Reduce Airborne Irritants

Allergens and irritants in your environment can sustain a cough long after an infection clears. Dust mites, mold spores, pet dander, pollen, and smoke particles all irritate the airways. Most of these allergens become airborne briefly and then settle as dust on surfaces, so regular cleaning matters as much as air filtration.

A HEPA filter can capture particles as small as common allergens, but it only helps with what passes through it while floating in the air. If you have indoor pets or no central heating and cooling system, a HEPA room air purifier in your bedroom can be worth the investment. Vacuuming with a HEPA-equipped vacuum also helps. One thing to avoid entirely: ozone-generating “air purifiers,” which are marketed as air cleaners but actually irritate the respiratory tract and can make coughing worse.

Red Flags That Need Medical Attention

Most coughs resolve on their own, but certain symptoms signal something more serious.
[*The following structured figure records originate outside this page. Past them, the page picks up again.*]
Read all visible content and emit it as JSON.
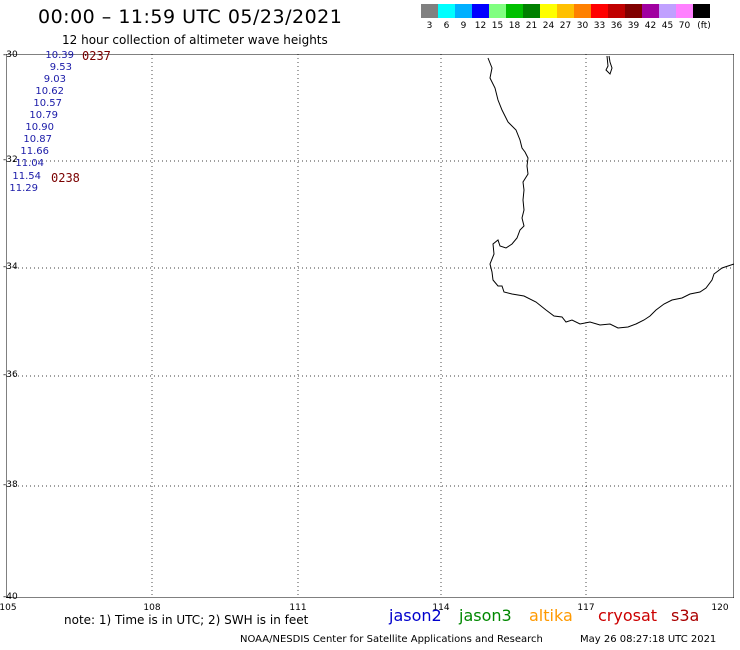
{
  "title": "00:00 – 11:59 UTC 05/23/2021",
  "subtitle": "12 hour collection of altimeter wave heights",
  "color_scale": {
    "colors": [
      "#808080",
      "#00ffff",
      "#00b0ff",
      "#0000ff",
      "#80ff80",
      "#00c000",
      "#008000",
      "#ffff00",
      "#ffc000",
      "#ff8000",
      "#ff0000",
      "#c00000",
      "#800000",
      "#a000a0",
      "#c0a0ff",
      "#ff80ff",
      "#000000"
    ],
    "labels": [
      "3",
      "6",
      "9",
      "12",
      "15",
      "18",
      "21",
      "24",
      "27",
      "30",
      "33",
      "36",
      "39",
      "42",
      "45",
      "70",
      "(ft)"
    ]
  },
  "axes": {
    "lat_labels": [
      "-30",
      "-32",
      "-34",
      "-36",
      "-38",
      "-40"
    ],
    "lon_labels": [
      "105",
      "108",
      "111",
      "114",
      "117",
      "120"
    ]
  },
  "wave_heights": [
    "10.39",
    "9.53",
    "9.03",
    "10.62",
    "10.57",
    "10.79",
    "10.90",
    "10.87",
    "11.66",
    "11.04",
    "11.54",
    "11.29"
  ],
  "pass_times": [
    "0237",
    "0238"
  ],
  "note": "note:  1) Time is in UTC; 2) SWH is in feet",
  "legend": [
    {
      "name": "jason2",
      "color": "#0000cc"
    },
    {
      "name": "jason3",
      "color": "#008800"
    },
    {
      "name": "altika",
      "color": "#ff9900"
    },
    {
      "name": "cryosat",
      "color": "#cc0000"
    },
    {
      "name": "s3a",
      "color": "#aa0000"
    }
  ],
  "footer": "NOAA/NESDIS Center for Satellite Applications and Research",
  "footer_time": "May 26 08:27:18 UTC 2021"
}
Seek prompt evaluation if you experience coughing up blood, significant shortness of breath, chest pain when breathing, a high or prolonged fever, wheezing or crackling sounds when you breathe, bluish discoloration of your lips or fingertips, or difficulty speaking normally because you can’t catch your breath. Any cough lasting longer than three weeks that isn’t improving warrants a visit to your doctor to rule out conditions like whooping cough, tuberculosis, asthma, or reflux-related cough.